Pasquale Bruno: «Torino, rispetta i tuoi tifosi!»

Parla uno dei leader del miglior Toro dopo quello dello scudetto: «Un granata non capisce certi atteggiamenti in campo e fuori»
Pasquale Bruno: «Torino, rispetta i tuoi tifosi!»© www.imagephotoagency.it

TORINO - «Non capisco Cairo, non capisco Ventura, non capisco certi atteggiamenti dei giocatori. Li trovo così distanti, tante volte. Lo scriva subito a chiare lettere: Pasquale Bruno non si identifica proprio in questo Toro».

I motivi principali?

«Guardi, non è neanche un fatto di risultati in sé e per sé. Si può anche perdere, ci mancherebbe. Ma è il come che lascia perplessi, o che fa proprio arroventare l’animo. Certi atteggiamenti dopo le partite mi fanno persino più arrabbiare delle sconfitte. Io nel Toro ci ho giocato, ho dato l’anima, lo sento dentro nel sangue, tifo col cuore. Poi però vedo dei teatrini assurdi, come dopo questo noioso 0 a 0 con il Carpi. Oppure sento alibi, scuse».

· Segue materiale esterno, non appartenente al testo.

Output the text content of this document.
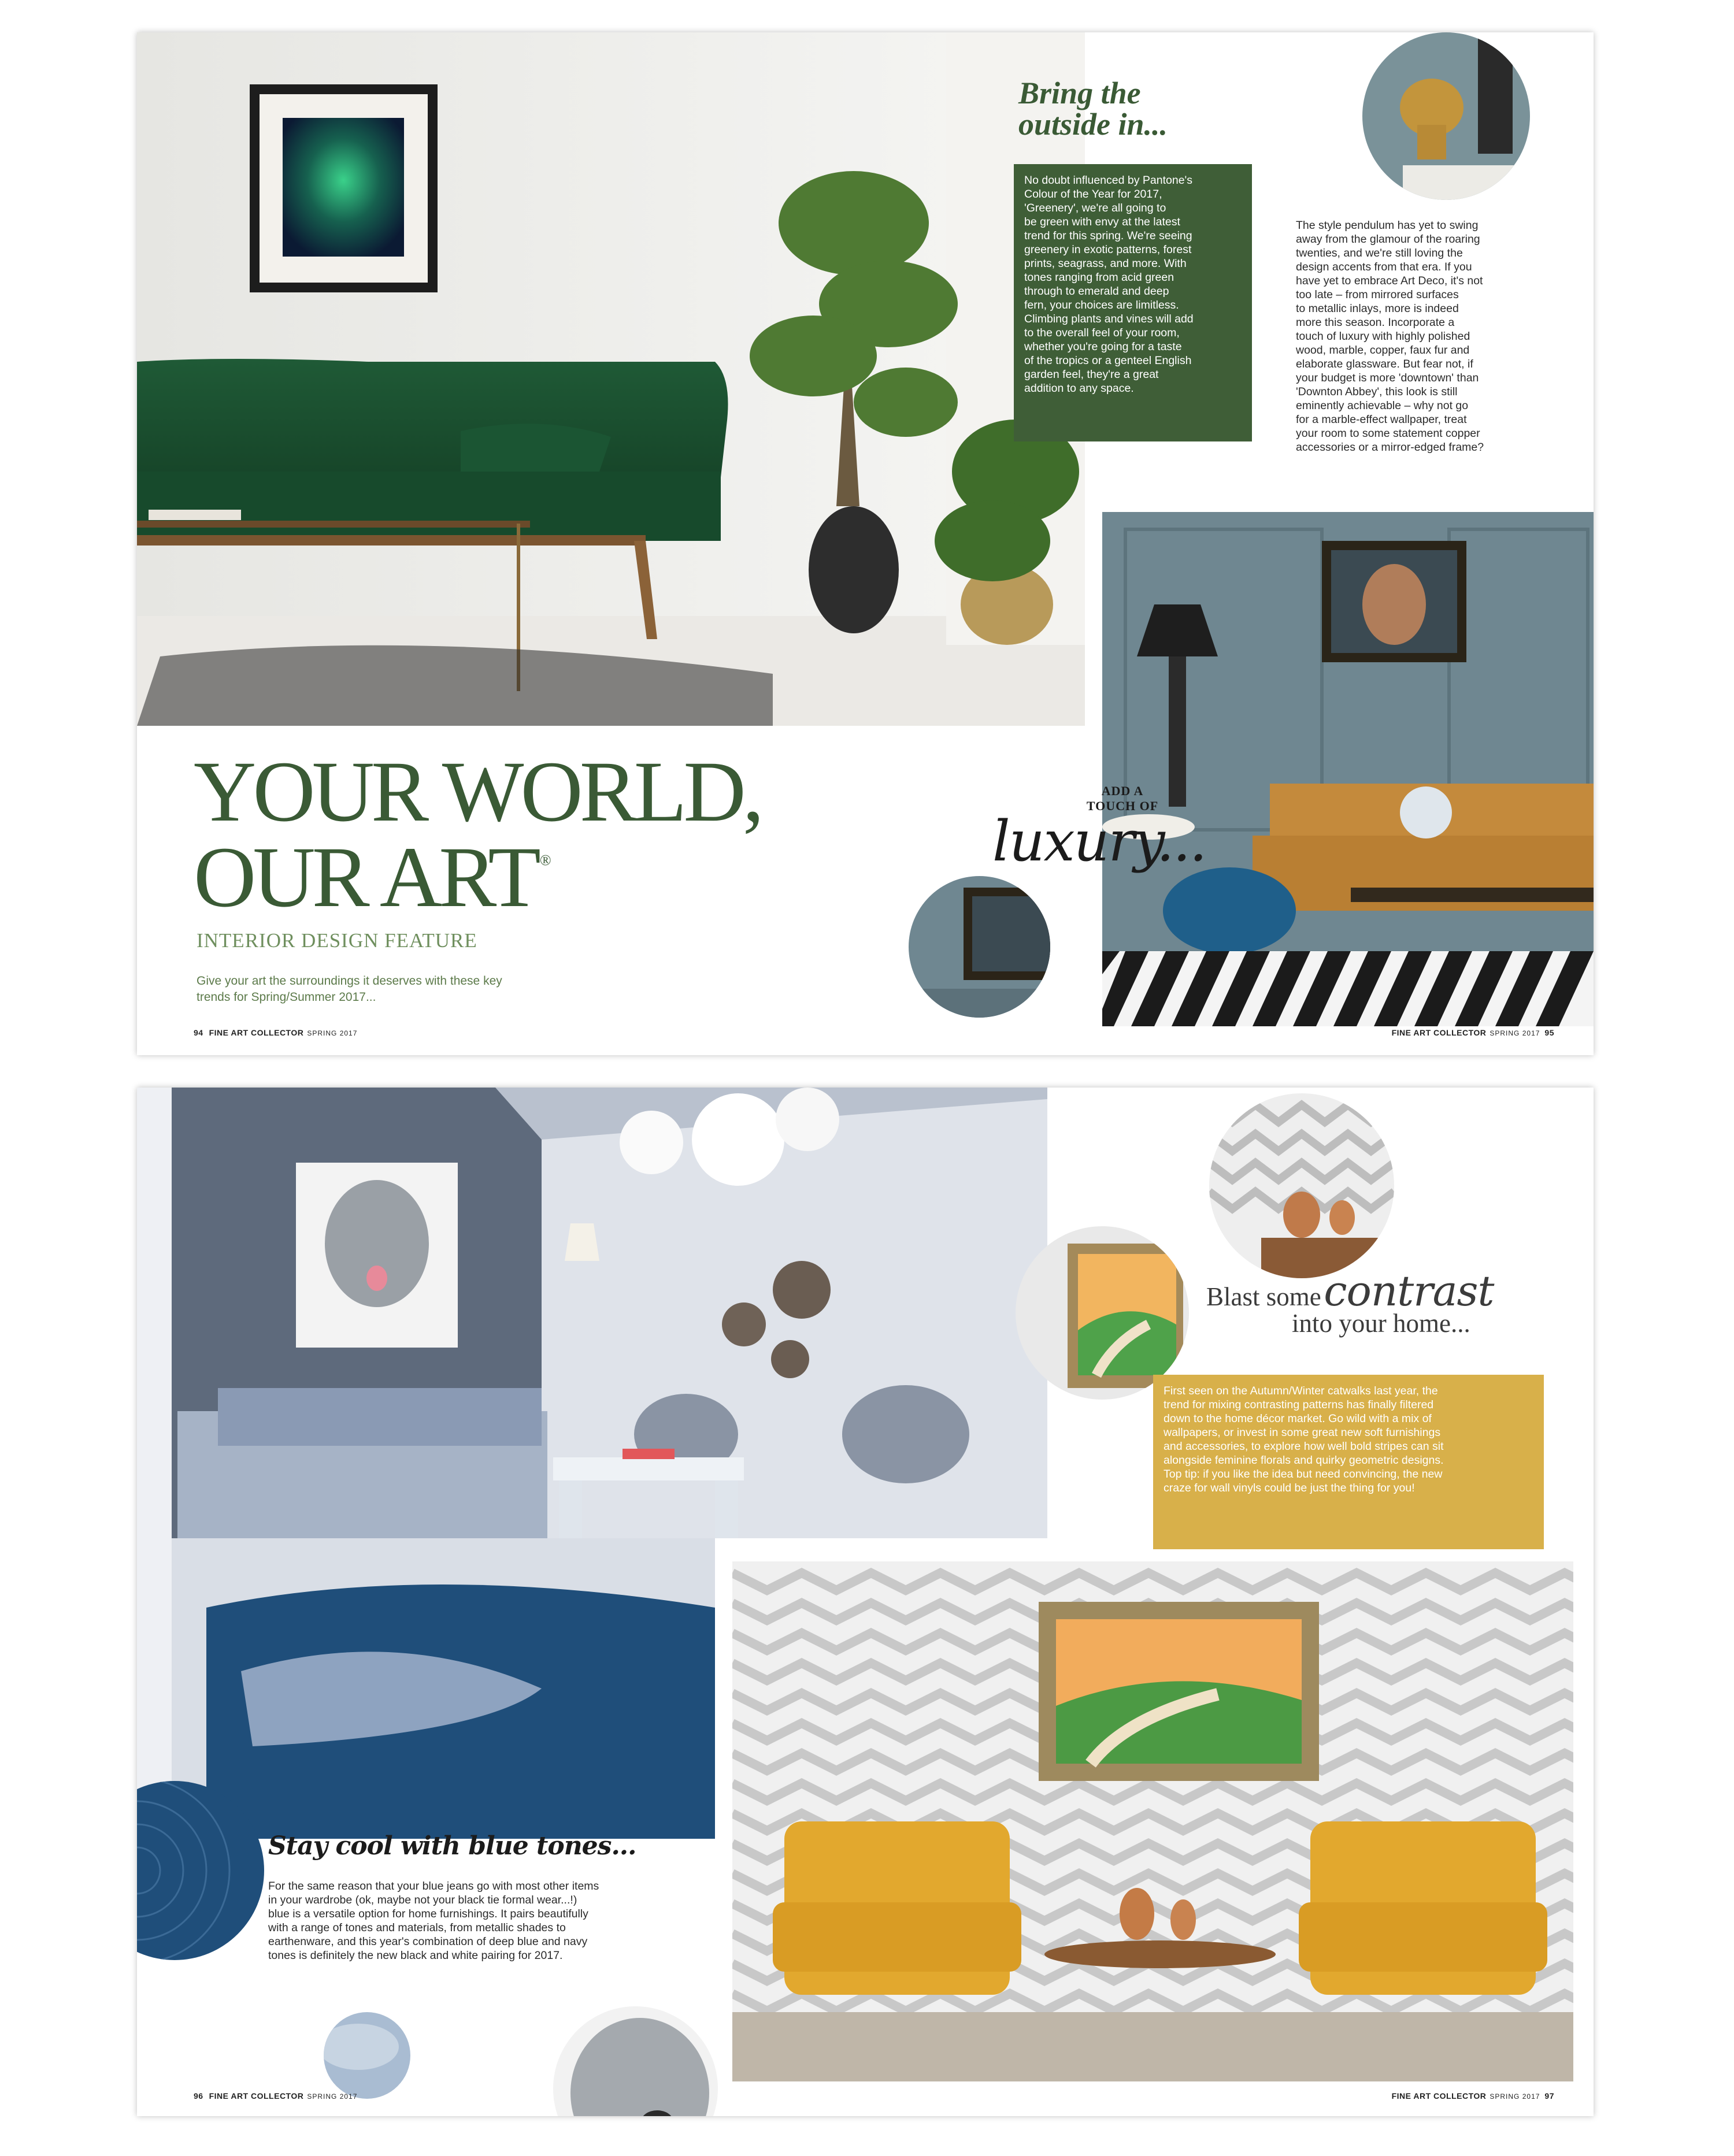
Bring the
outside in...
No doubt influenced by Pantone's
Colour of the Year for 2017,
'Greenery', we're all going to
be green with envy at the latest
trend for this spring. We're seeing
greenery in exotic patterns, forest
prints, seagrass, and more. With
tones ranging from acid green
through to emerald and deep
fern, your choices are limitless.
Climbing plants and vines will add
to the overall feel of your room,
whether you're going for a taste
of the tropics or a genteel English
garden feel, they're a great
addition to any space.
The style pendulum has yet to swing
away from the glamour of the roaring
twenties, and we're still loving the
design accents from that era. If you
have yet to embrace Art Deco, it's not
too late – from mirrored surfaces
to metallic inlays, more is indeed
more this season. Incorporate a
touch of luxury with highly polished
wood, marble, copper, faux fur and
elaborate glassware. But fear not, if
your budget is more 'downtown' than
'Downton Abbey', this look is still
eminently achievable – why not go
for a marble-effect wallpaper, treat
your room to some statement copper
accessories or a mirror-edged frame?
ADD A
TOUCH OF
luxury...
YOUR WORLD,
OUR ART ®
INTERIOR DESIGN FEATURE
Give your art the surroundings it deserves with these key
trends for Spring/Summer 2017...
94 FINE ART COLLECTOR SPRING 2017	FINE ART COLLECTOR SPRING 2017 95
Blast some contrast
into your home...
First seen on the Autumn/Winter catwalks last year, the
trend for mixing contrasting patterns has finally filtered
down to the home décor market. Go wild with a mix of
wallpapers, or invest in some great new soft furnishings
and accessories, to explore how well bold stripes can sit
alongside feminine florals and quirky geometric designs.
Top tip: if you like the idea but need convincing, the new
craze for wall vinyls could be just the thing for you!
Stay cool with blue tones...
For the same reason that your blue jeans go with most other items
in your wardrobe (ok, maybe not your black tie formal wear...!)
blue is a versatile option for home furnishings. It pairs beautifully
with a range of tones and materials, from metallic shades to
earthenware, and this year's combination of deep blue and navy
tones is definitely the new black and white pairing for 2017.
96 FINE ART COLLECTOR SPRING 2017	FINE ART COLLECTOR SPRING 2017 97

A cosa si riferisce in particolare?

«Penso per esempio a Ventura, che tutte le volte o quasi parla di pressioni esterne, di giocatori stressati dalla critiche, dall’ambiente. Trovo tutto incredibile. Non sta né in cielo né in terra questa cosa. Torino è una città bellissima. La tifoseria granata è calda, passionale, generosa. Paziente con i giovani. Accetta di lottare per obiettivi realistici, non chiede la luna, sopporta, ci mette il cuore. I tifosi del Toro antepongono l’orgoglio, lo spirito, il granatismo. Chiedono di essere compresi in questo attaccamento viscerale. Anche l’altro giorno... Domenica... C’erano 23 mila spettatori, hanno tifato dall’inizio alla fine, nonostante lo spettacolo deludente... Dove sono le pressioni? Le tensioni esagerate? Se davvero non sopportano la piazza, allora vadano da Cairo, straccino i loro contratti, rinuncino a guadagnare il loro milione all’anno, i loro sette, ottocento mila euro, e vadano a giocare a Dubai, o alle Maldive. Ma serve la dignità per fare così. Torino è una piazza meravigliosa, ma va capita. Certo, la maglia granata pesa più di tante altre, per la storia che ha, per l’importanza della città. Ma dà anche tanto di più, in termini di soldi e di visibilità. Però bisogna avere carattere, personalità, orgoglio. Continuo a non capire: come si fa a parlare di pressioni che inibiscono i giocatori, quando 23 mila spettatori tifano per 90 minuti in una partita contro il Carpi penultimo in classifica? Allora cosa avrebbero dovuto fare ai miei tempi davanti a 60 mila persone al Delle Alpi, magari contro il Real Madrid? Questi giocatori di oggi si sarebbe dovuti mettere il pannolino per giocare?».